A utilização correta da orientação a objetos permite que uma aplicação acomode mudança gradual e cresça de forma sustentável. Infelizmente, é mais comum do que gostaríamos casos onde um serviço nasce e, dentro de alguns (ou vários) meses, problemas do tipo acontecem: código bagunçado; complexidade de se realizar uma mudança; tempo desnecessariamente grande para fazer se fazer uma mudança, em tese, simples; etc. O interessante é que, na maior parte dos casos que já vivenciei, as aplicações eram "simples".

Sempre que vamos implementar uma mudança ou funcionalidade, sempre temos que avaliar a aplicação como um todo e o que a inserção do novo código acarreta. Uma inclusão de funcionalidade nunca é apenas isso. É fácil desenvolver um pedaço de código muito focado em entregar o comportamento, mas a verdade é que uma mudança tem impactos muito mais profundos sobre a estrutura do código. É nessa hora que devemos avaliar se nossas estruturas são adequadas para o software e pode ser que, neste momento, seja necessário a criação de abstrações, mudança em estruturas existentes, etc. Isto é ser simples, é saber qual o nível de complexidade necessário para se atingir um objetivo. Ser simples é difícil, ser simplista é fácil.

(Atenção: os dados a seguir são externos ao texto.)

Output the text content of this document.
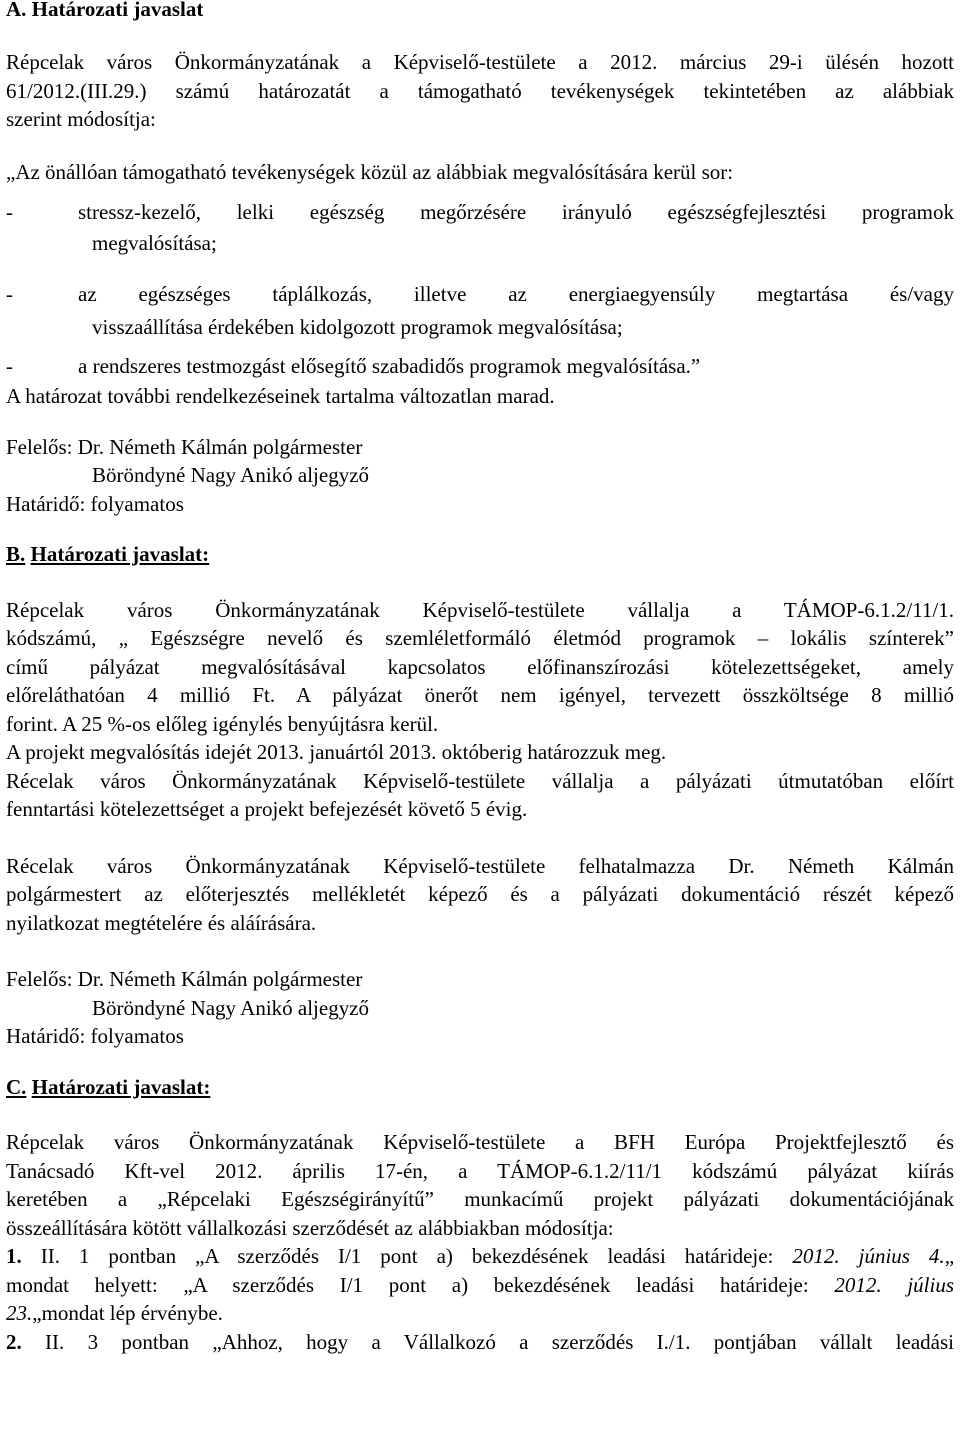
A. Határozati javaslat
Répcelak város Önkormányzatának a Képviselő-testülete a 2012. március 29-i ülésén hozott
61/2012.(III.29.) számú határozatát a támogatható tevékenységek tekintetében az alábbiak
szerint módosítja:
„Az önállóan támogatható tevékenységek közül az alábbiak megvalósítására kerül sor:
-	stressz-kezelő, lelki egészség megőrzésére irányuló egészségfejlesztési programok
megvalósítása;
-	az egészséges táplálkozás, illetve az energiaegyensúly megtartása és/vagy
visszaállítása érdekében kidolgozott programok megvalósítása;
-	a rendszeres testmozgást elősegítő szabadidős programok megvalósítása.”
A határozat további rendelkezéseinek tartalma változatlan marad.
Felelős: Dr. Németh Kálmán polgármester
Böröndyné Nagy Anikó aljegyző
Határidő: folyamatos
B. Határozati javaslat:
Répcelak város Önkormányzatának Képviselő-testülete vállalja a TÁMOP-6.1.2/11/1.
kódszámú, „ Egészségre nevelő és szemléletformáló életmód programok – lokális színterek”
című pályázat megvalósításával kapcsolatos előfinanszírozási kötelezettségeket, amely
előreláthatóan 4 millió Ft. A pályázat önerőt nem igényel, tervezett összköltsége 8 millió
forint. A 25 %-os előleg igénylés benyújtásra kerül.
A projekt megvalósítás idejét 2013. januártól 2013. októberig határozzuk meg.
Récelak város Önkormányzatának Képviselő-testülete vállalja a pályázati útmutatóban előírt
fenntartási kötelezettséget a projekt befejezését követő 5 évig.
Récelak város Önkormányzatának Képviselő-testülete felhatalmazza Dr. Németh Kálmán
polgármestert az előterjesztés mellékletét képező és a pályázati dokumentáció részét képező
nyilatkozat megtételére és aláírására.
Felelős: Dr. Németh Kálmán polgármester
Böröndyné Nagy Anikó aljegyző
Határidő: folyamatos
C. Határozati javaslat:
Répcelak város Önkormányzatának Képviselő-testülete a BFH Európa Projektfejlesztő és
Tanácsadó Kft-vel 2012. április 17-én, a TÁMOP-6.1.2/11/1 kódszámú pályázat kiírás
keretében a „Répcelaki Egészségirányítű” munkacímű projekt pályázati dokumentációjának
összeállítására kötött vállalkozási szerződését az alábbiakban módosítja:
1. II. 1 pontban „A szerződés I/1 pont a) bekezdésének leadási határideje: 2012. június 4.„
mondat helyett: „A szerződés I/1 pont a) bekezdésének leadási határideje: 2012. július
23.„mondat lép érvénybe.
2. II. 3 pontban „Ahhoz, hogy a Vállalkozó a szerződés I./1. pontjában vállalt leadási
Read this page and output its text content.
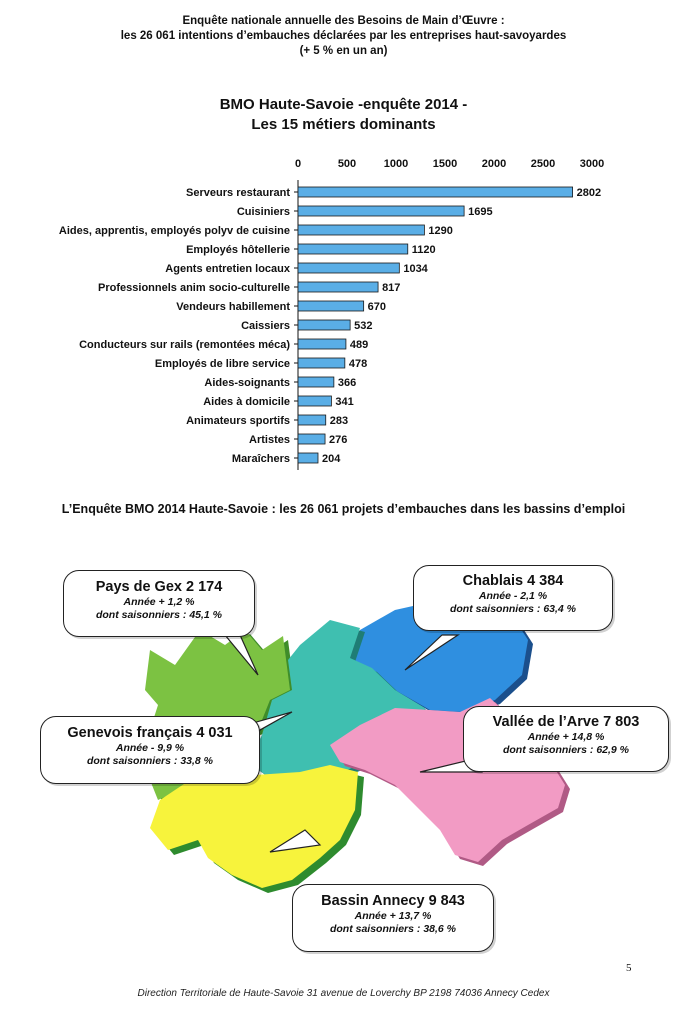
Enquête nationale annuelle des Besoins de Main d’Œuvre :
les 26 061 intentions d’embauches déclarées par les entreprises haut-savoyardes
(+ 5 % en un an)
BMO Haute-Savoie -enquête 2014 -
Les 15 métiers dominants
0	500	1000 1500 2000 2500 3000
Serveurs restaurant	2802
Cuisiniers	1695
Aides, apprentis, employés polyv de cuisine	1290
Employés hôtellerie	1120
Agents entretien locaux	1034
Professionnels anim socio-culturelle	817
Vendeurs habillement	670
Caissiers	532
Conducteurs sur rails (remontées méca)	489
Employés de libre service	478
Aides-soignants	366
Aides à domicile	341
Animateurs sportifs	283
Artistes	276
Maraîchers	204
L’Enquête BMO 2014 Haute-Savoie : les 26 061 projets d’embauches dans les bassins d’emploi
Pays de Gex 2 174
Année + 1,2 %
dont saisonniers : 45,1 %
Chablais 4 384
Année - 2,1 %
dont saisonniers : 63,4 %
Genevois français 4 031
Année - 9,9 %
dont saisonniers : 33,8 %
Vallée de l’Arve 7 803
Année + 14,8 %
dont saisonniers : 62,9 %
Bassin Annecy 9 843
Année + 13,7 %
dont saisonniers : 38,6 %
5
Direction Territoriale de Haute-Savoie 31 avenue de Loverchy BP 2198 74036 Annecy Cedex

Ademais, comumente ignoramos aquilo que chamo de "código de suporte". Uma domínio não existe no vácuo, ele precisa de uma lógica adequada que o sustente. O código de suporte não é análogo ao conceito de "pure fabrication", ainda mais se você considera que um serviço spring é a implementação exemplo de "pure fabrication". Uma comparação mais justa, talvez, seja pensar no padrão chassi de microservices. De qualquer forma, o código estrutural não necessariamente suporta apenas funcionalidades comuns (logging, tracing, etc).

O resultado destes problemas de design são problemas na arquitetura. A dificuldade de criar um código OO é, muitas vezes, responsável pela criação de uma quantidade enorme e desnecessária de microservices. Uma vez que não conseguimos separar a complexidade através de abstrações, separamos a complexidade fisicamente em serviços na busca do baixo acoplamento. Para mim, é um esforço equivocado: isto tende, na verdade, a exacerbar o acoplamento de forma mascarada; faz com que haja uma explosão de serviços cada vez menores e menos relevantes e cria serviços ruins, como "entity traps".

Há quem seja fã de nanoservices e não descordo que façam sentido para um determinado contexto; entendo que podem ser componentes muito úteis, principalmente quando pensamos numa arquitetura com particionamento técnico. O meu ponto aqui é que um design ruim cria uma explosão de serviços desnecessária.

Implementar mudanças, ou melhor, criar um código OO que suporte mudanças de forma adequada é tão difícil que, certa vez, ouvi alguém argumentar que microservices são feitos para serem jogados fora. Devo admitir que, neste caso, eu sequer consigo racionalizar sobre uma possível razão para uma afirmação desta. Não me entra na cabeça a ideia de um serviço descartável, um serviço que é recriado quando algo sai do plano ou quando uma mudança é suficientemente grande. Não que isso não aconteça, mas certamente não é essa mentalidade que norteia o design de uma aplicação. Novamente, o que vemos é a criação de serviços sem um nível adequado de avaliação e o desprezo do todo.

E qual o resultado dessa arquitetura guiada pelo design ruim? Ai que surgem os famosos monólitos distribuídos. Peças que dependem excessivamente umas das outras, funcionalidade distribuídas sem um fundamento guia e dificuldade de manutenção e operação.